Why Developer Experience Matters

Developer Experience (DX) is the overall experience developers have when working with your tools, codebase, and infrastructure. Good DX means: fast feedback loops, minimal friction, clear error messages, and reliable tooling.

Poor DX is a silent productivity killer. If CI takes 45 minutes, developers context-switch. If the build system is confusing, new hires waste their first week fighting it instead of shipping code. If dependency updates break the build, teams freeze versions and accumulate security vulnerabilities.

Build Systems

A build system automates the process of transforming source code into executable software: compiling, linking, bundling, testing, and packaging.

Cargo (Rust)

Cargo is Rust's build system and package manager. It handles compilation, dependency management, testing, benchmarking, and publishing — all in one tool.

Cargo workspace management:

A workspace lets multiple related packages share dependencies and build artifacts.

# Cargo.toml (workspace root)
[workspace]
members = [
    "api",           # HTTP API server
    "domain",        # Core business logic
    "infrastructure",# Database, external APIs
    "cli",           # Command-line tool
    "shared",        # Shared types and utilities
]

[workspace.dependencies]
serde = { version = "1.0", features = ["derive"] }
tokio = { version = "1", features = ["full"] }
sqlx = { version = "0.7", features = ["postgres", "runtime-tokio"] }
# api/Cargo.toml
[package]
name = "api"

[dependencies]
domain = { path = "../domain" }
shared = { path = "../shared" }
serde.workspace = true
tokio.workspace = true

Benefits of workspaces:

  • Shared Cargo.lock — all packages use the same dependency versions
  • Shared build cache — compiling one package reuses artifacts from others
  • Atomic changes — modify multiple packages in one commit

Feature flags:

Feature flags enable conditional compilation — include or exclude code at build time.

[features]
default = ["postgres"]
postgres = ["sqlx/postgres"]
mysql = ["sqlx/mysql"]
telemetry = ["opentelemetry", "tracing-opentelemetry"]
IF FEATURE "telemetry" IS enabled THEN
    PROCEDURE INIT_TRACING():
        // OpenTelemetry setup

ELSE
    PROCEDURE INIT_TRACING():
        // Simple stdout logging
# Build with specific features
cargo build --features "postgres,telemetry"
cargo build --no-default-features --features "mysql"

Build Optimization

Incremental compilation: Cargo only recompiles what changed. But some changes (modifying a widely-imported module) trigger large recompilations.

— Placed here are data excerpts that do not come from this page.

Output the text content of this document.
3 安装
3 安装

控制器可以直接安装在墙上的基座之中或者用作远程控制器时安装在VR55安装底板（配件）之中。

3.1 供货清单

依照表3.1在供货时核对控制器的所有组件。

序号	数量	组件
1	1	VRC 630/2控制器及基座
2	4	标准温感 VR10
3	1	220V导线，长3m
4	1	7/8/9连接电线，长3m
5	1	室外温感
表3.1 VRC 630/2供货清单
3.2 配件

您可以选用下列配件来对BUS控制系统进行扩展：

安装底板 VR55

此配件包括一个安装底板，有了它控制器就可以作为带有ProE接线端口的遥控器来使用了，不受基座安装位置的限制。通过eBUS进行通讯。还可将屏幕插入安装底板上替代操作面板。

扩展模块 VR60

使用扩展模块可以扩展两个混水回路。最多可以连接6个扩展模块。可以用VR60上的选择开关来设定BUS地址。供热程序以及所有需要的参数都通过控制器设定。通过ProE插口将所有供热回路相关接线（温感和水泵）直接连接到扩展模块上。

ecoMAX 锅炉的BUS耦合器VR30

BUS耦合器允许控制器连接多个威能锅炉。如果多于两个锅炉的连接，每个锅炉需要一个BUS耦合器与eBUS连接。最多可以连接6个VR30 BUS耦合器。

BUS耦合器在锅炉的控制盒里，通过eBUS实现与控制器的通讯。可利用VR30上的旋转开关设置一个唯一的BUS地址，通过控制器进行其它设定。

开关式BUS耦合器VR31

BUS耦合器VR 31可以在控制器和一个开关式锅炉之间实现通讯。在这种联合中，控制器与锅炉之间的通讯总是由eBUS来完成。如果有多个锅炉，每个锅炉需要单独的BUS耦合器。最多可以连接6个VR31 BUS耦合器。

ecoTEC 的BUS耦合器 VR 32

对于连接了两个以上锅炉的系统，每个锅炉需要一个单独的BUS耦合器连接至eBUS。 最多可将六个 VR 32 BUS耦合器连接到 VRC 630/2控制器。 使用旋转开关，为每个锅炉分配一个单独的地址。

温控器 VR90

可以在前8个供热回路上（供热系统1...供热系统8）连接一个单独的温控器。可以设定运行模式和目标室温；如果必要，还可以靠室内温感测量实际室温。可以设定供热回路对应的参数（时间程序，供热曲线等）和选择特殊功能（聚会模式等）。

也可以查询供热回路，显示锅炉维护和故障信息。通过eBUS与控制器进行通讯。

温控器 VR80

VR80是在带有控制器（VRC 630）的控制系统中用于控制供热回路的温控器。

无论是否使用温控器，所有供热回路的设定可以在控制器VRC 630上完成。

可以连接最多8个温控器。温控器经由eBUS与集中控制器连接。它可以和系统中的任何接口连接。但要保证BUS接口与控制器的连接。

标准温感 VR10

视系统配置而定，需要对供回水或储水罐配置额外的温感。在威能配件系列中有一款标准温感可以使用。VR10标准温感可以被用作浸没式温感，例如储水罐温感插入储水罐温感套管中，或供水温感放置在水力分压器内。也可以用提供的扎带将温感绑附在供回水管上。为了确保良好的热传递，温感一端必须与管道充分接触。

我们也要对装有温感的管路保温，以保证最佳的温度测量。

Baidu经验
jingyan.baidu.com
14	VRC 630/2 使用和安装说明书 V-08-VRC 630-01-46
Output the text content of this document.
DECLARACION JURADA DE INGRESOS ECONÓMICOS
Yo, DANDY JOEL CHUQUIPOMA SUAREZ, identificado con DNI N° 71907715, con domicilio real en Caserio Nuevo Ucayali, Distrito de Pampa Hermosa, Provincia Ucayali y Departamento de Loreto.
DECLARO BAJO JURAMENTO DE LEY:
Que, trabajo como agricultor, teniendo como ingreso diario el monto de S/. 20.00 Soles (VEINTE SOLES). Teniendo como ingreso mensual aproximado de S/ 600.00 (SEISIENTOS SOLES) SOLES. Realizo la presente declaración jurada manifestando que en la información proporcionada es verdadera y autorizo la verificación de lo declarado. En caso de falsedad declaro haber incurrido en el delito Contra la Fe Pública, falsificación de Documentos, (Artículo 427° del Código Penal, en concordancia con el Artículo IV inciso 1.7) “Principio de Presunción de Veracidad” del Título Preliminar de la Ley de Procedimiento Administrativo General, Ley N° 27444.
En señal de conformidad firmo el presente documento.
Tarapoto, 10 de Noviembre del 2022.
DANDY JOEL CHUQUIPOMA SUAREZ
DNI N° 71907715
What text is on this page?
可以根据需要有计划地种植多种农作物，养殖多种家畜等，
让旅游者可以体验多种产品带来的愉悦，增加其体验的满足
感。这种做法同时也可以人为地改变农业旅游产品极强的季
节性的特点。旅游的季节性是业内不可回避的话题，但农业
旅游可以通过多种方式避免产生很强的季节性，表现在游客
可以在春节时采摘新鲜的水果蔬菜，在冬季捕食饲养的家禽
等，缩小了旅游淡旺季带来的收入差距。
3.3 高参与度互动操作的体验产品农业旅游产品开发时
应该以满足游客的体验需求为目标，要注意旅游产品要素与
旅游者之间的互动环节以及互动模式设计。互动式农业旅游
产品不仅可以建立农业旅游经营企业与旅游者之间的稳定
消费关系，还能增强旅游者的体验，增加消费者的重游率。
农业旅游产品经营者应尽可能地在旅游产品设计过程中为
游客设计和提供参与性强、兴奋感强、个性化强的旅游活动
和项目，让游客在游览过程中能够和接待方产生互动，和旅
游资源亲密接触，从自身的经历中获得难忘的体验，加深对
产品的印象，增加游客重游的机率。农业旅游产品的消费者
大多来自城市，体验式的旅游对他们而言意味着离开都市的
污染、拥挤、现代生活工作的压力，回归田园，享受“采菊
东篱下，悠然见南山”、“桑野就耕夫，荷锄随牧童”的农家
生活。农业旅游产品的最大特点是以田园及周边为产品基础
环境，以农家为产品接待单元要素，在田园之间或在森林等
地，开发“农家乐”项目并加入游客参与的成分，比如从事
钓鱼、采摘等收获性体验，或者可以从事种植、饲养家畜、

Strategies for faster builds:

| Strategy | Impact | How | |----------|--------|-----| | Split large crates | Reduces recompilation scope | Use workspace with focused crates | | Minimize proc macros | Proc macros can't be incrementally compiled | Limit derive macro usage in hot paths | | Use lld or mold linker | Linking is often the bottleneck | Set in .cargo/config.toml | | cargo-nextest | Faster test execution | Parallel test runner | | sccache | Shared compilation cache | Cache across CI runs and developers | | Release profile tuning | Faster debug builds | Set opt-level = 1 for dev profile |

# .cargo/config.toml
[target.x86_64-unknown-linux-gnu]
linker = "clang"
rustflags = ["-C", "link-arg=-fuse-ld=mold"]

[profile.dev]
opt-level = 1  # Slight optimization for debug builds

Monorepo Tooling

Large monorepos need tools to answer: "What changed? What needs to be rebuilt? What tests need to run?"

Bazel (Google's build system):

  • Hermetic builds — builds are reproducible regardless of environment
  • Fine-grained dependency graph — rebuilds only what's affected by changes
  • Remote caching — share build artifacts across the team
  • Multi-language support — same build system for Rust, Go, Java, etc.

Nx (JavaScript ecosystem):

  • Computation caching — skip tasks whose inputs haven't changed
  • Affected commands — nx affected:test only tests packages affected by your changes
  • Dependency graph visualization

Turborepo:

  • Task-based build system for monorepos
  • Remote caching out of the box
  • Simpler than Bazel, focused on JavaScript/TypeScript

Dependency Management

Dependency Security

Dependencies are a supply chain. A compromised or vulnerable dependency can compromise your application.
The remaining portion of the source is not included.